"L'idée serait de taxer lourdement les résidences secondaires tout en exonérant les résidences patrimoniales, c'est-à-dire celles qui appartiennent aux Corses, en particulier dans leurs villages", a précisé le président de l'Assemblée de Corse, lors d'une conférence de presse organisée suite à la polémique provoquée par sa proposition fin août d'exproprier les acheteurs qui ne résidaient pas dans l'île de Beauté lors de leur acquisition.

"Les résidents permanents effectifs (5 ans de résidence continue) ainsi que les Corses de la diaspora seraient exonérés de la taxe. Cette notion de résidence à vocation fiscale existe déjà en droit français. L'exemple de Saint-Barthélémy (dans les Caraïbes françaises) est particulièrement significatif à cet égard", a développé M. Talamoni.

Appelant les élus corses à prendre "une position commune vis-à-vis de Paris sur ce sujet" de la flambée des prix de l'immobilier en Corse, M. Talamoni a répété qu'on pouvait "imaginer le statut de résident, mais aussi tout autre chose".

C'est sur la base de ce statut de résident, adopté par une délibération de l'Assemblée de Corse en 2014, avant même l'élection de la majorité nationaliste à la tête de l'Assemblée de Corse fin 2015, que le membre du mouvement indépendantiste Corsica Libera avait proposé d'exproprier les acheteurs non corses, le 30 août.

Selon cette délibération, inapplicable dans le cadre juridique français actuel, les achats immobilier sur l'île seraient réservés aux acheteurs pouvant justifier de "cinq ans de résidence à titre permanent", avec une dérogation pour "les Corses vivant à l'extérieur de l'île", prisée pour ses paysages sauvages et ses eaux cristallines.

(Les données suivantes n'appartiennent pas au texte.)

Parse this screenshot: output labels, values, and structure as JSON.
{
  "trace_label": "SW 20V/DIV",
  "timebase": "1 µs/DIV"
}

A l'appui de ses propositions destinées à préserver l'accès à la propriété pour les Corses, M. Talamoni a évoqué jeudi le cas de d'un petit port où "un appartement de 70 m2 s'est vendu 860 000 euros": "Cela met l'accès à la propriété hors de portée pour les Corses", a-t-il accusé.

L'élu indépendantiste a également dénoncé la spéculation foncière qui serait à l'oeuvre dans l'île, en citant un rapport de l'agence de l'urbanisme selon lequel en 2017 il a été construit 1,18 m2 par habitant en Corse contre seulement 0,46 m2 en région parisienne.